Why am I saying that this group is phantom? Because there is no way I’m buying the excuse from anyone that “I don’t know who to vote for the office of president”. I just can’t believe this, and I’m going to explain why.
This isn’t a decision between wanting pizza or pasta? It’s not a decision between wanting cake or pie. This isn’t even close; you’re one way or the other when it comes to what you believe politically; come out of the closet on this one.
Every country that is a democracy has at least two political parties to choose from. Each political party has drastically diverse beliefs on how things should go. If they didn’t have drastically diverse beliefs, there would be no need to have at least two political parties.
The United States is no different in this regard. Sure, there are some minor political parties that have some candidates in the race (Roseanne Barr would be one of those this year), and yes, third-party candidates have made an impact on electing a president here and there (Ross Perot and Ralph Nader as examples), but it’s not the norm.
There are a few people out there who are saying to anyone who’ll listen to them that they’re not sure who they’re going to vote for because they’re not sure who the best person is for the economy. Are you kidding me? With everything else that’s on the line, no matter what party you belong to, you’re really going to try to convince me that you don’t know who to vote for because of the economy?
What I tend to believe is that the undecided are really people who are scared to let anybody know who they want to vote for. I have never met a single person who realistically could tell me that they didn’t know who they were going to vote for until they walked into the voting station.
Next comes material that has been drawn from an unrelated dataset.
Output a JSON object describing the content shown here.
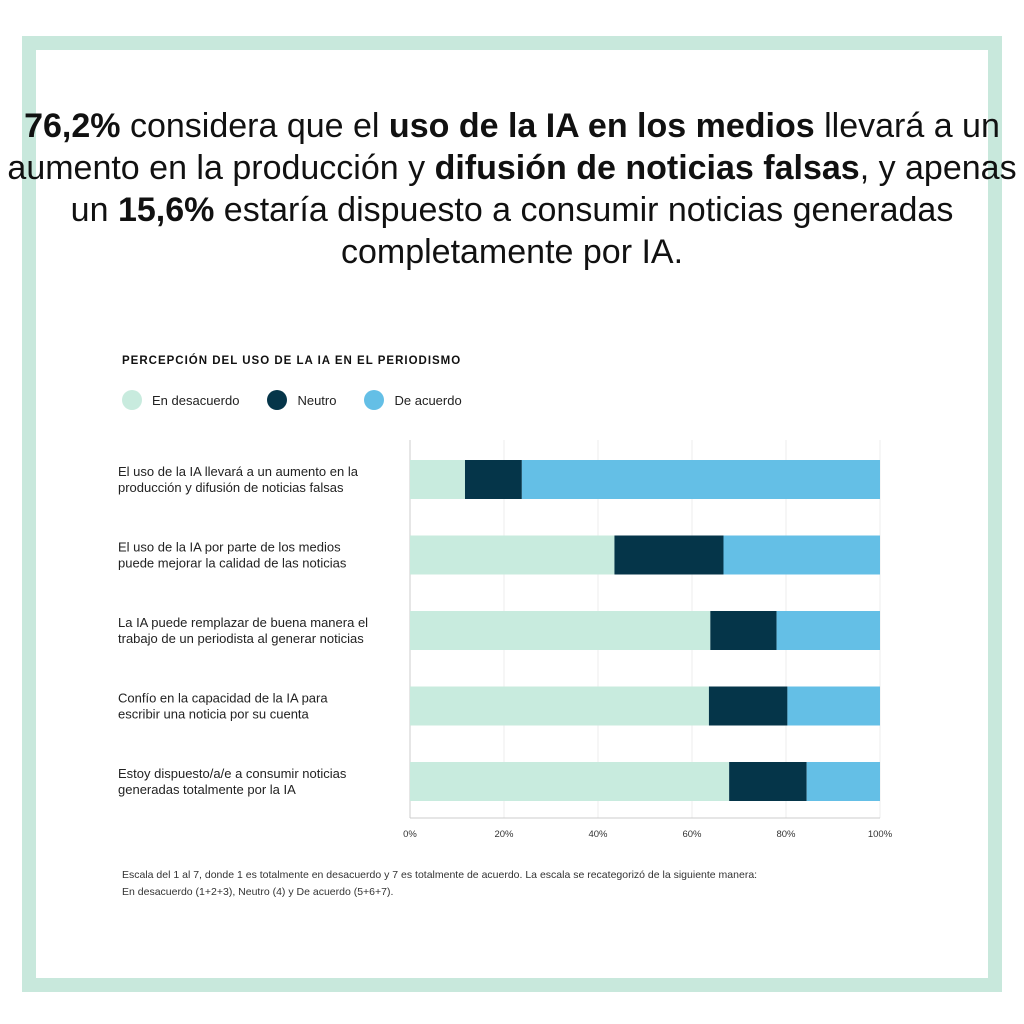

Come on now, let’s look at a short list of issues:
Are you pro-choice or are you pro-life?
Are you for or against gun control?
Are you for or against universal healthcare?
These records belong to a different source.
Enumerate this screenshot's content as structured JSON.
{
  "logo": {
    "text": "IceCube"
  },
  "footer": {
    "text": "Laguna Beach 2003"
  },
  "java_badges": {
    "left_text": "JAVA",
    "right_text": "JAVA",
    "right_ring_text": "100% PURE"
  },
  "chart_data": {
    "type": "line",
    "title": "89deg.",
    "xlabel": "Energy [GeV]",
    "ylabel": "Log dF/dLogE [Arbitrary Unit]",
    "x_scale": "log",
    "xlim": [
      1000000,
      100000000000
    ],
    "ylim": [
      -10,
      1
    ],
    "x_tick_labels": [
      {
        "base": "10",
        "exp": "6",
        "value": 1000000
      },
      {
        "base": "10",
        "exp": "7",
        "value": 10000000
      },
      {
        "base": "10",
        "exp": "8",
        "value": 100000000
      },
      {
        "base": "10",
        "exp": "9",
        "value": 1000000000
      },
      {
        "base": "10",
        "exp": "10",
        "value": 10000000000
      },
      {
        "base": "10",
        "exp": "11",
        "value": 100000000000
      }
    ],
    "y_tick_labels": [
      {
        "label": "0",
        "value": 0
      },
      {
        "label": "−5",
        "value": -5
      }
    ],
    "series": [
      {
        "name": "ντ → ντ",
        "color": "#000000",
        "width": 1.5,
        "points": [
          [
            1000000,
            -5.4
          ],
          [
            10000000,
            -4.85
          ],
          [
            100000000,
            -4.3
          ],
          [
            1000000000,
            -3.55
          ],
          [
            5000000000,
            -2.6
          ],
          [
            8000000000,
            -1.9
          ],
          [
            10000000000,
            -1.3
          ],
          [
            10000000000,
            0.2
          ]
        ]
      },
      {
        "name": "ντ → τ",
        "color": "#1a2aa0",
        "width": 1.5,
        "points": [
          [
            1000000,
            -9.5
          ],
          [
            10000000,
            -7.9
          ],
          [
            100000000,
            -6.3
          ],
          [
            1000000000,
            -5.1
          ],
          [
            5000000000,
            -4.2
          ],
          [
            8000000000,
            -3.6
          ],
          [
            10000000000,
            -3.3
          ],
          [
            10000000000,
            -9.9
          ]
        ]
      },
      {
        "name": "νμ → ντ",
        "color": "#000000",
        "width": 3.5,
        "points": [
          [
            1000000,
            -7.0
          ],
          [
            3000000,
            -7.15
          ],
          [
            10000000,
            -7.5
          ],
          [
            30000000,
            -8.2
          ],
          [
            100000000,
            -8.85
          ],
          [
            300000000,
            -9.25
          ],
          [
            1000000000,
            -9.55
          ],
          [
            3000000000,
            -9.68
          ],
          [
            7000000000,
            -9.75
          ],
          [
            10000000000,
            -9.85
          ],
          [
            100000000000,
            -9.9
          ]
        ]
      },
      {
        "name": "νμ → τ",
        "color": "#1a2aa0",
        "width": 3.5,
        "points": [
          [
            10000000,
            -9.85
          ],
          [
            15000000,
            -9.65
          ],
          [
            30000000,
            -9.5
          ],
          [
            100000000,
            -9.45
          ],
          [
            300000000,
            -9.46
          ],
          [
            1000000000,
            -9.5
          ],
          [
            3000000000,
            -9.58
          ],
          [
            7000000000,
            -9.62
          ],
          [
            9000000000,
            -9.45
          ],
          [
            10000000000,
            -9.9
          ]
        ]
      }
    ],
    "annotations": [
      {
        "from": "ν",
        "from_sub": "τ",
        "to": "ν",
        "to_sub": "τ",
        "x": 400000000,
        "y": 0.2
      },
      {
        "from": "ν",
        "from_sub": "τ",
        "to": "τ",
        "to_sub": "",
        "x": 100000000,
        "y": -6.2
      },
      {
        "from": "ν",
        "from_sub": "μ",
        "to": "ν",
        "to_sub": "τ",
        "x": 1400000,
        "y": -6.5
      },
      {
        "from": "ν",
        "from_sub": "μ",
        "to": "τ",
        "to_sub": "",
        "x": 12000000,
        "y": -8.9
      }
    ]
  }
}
Do you believe the rich should pay fewer taxes because they create jobs or that everyone should pay their fair share?
Do you believe the federal government should stay totally out of your life or do you believe there are some things the federal government should help protect people with such as Welfare, Medicare, and disaster relief?
Now, those are American issues, and major issues when it comes to the presidential election, and I’m sure every other country has issues that are diametrically opposed that are core to particular political parties. Those are also issues when it comes to any of the federal offices up for grabs. Every once in a while you find a candidate that agrees with the candidate on the other side on a particular issue, but you can bet they’re not going to agree on all those issues and any other issue that comes up. And of course you might support the ideals of a third party candidate; no problem there either.
In general though, this means one of two things, at least in my opinion. One, you’re afraid to take a stand because you’re worried that someone is going to hate you. Two, you have no idea what any of the issues mean and you’re probably going to vote for someone based on a stupid reason such as the way they look or what their voice sounds like. Yeah, I said it.
Something I’ve talked about on this blog and my business blog is that we all have to take accountability for our actions while still being brave enough to take the opportunities to improve our lives. If you are wishy-washy in your political beliefs then you’re probably wishy-washy in the rest of your life. How’s that working out for you?
Frankly, even though I believe more people should take advantage of their constitutional right and get out to the polls and vote, I also believe there are some people who should just stay home and leave it to the adults who aren’t afraid to let their opinions be known.
And by being known, I’m not saying that you need to go out on the street and declare who you’re going to be voting for. What I’m saying is that if someone asks you if you’ve made a decision, just tell them the truth, say yes, and if you don’t feel like revealing it to them tell them that as well.
But if you say you’re undecided, you know you’re lying and I’m calling you out on. Now, try to convince me I’m wrong.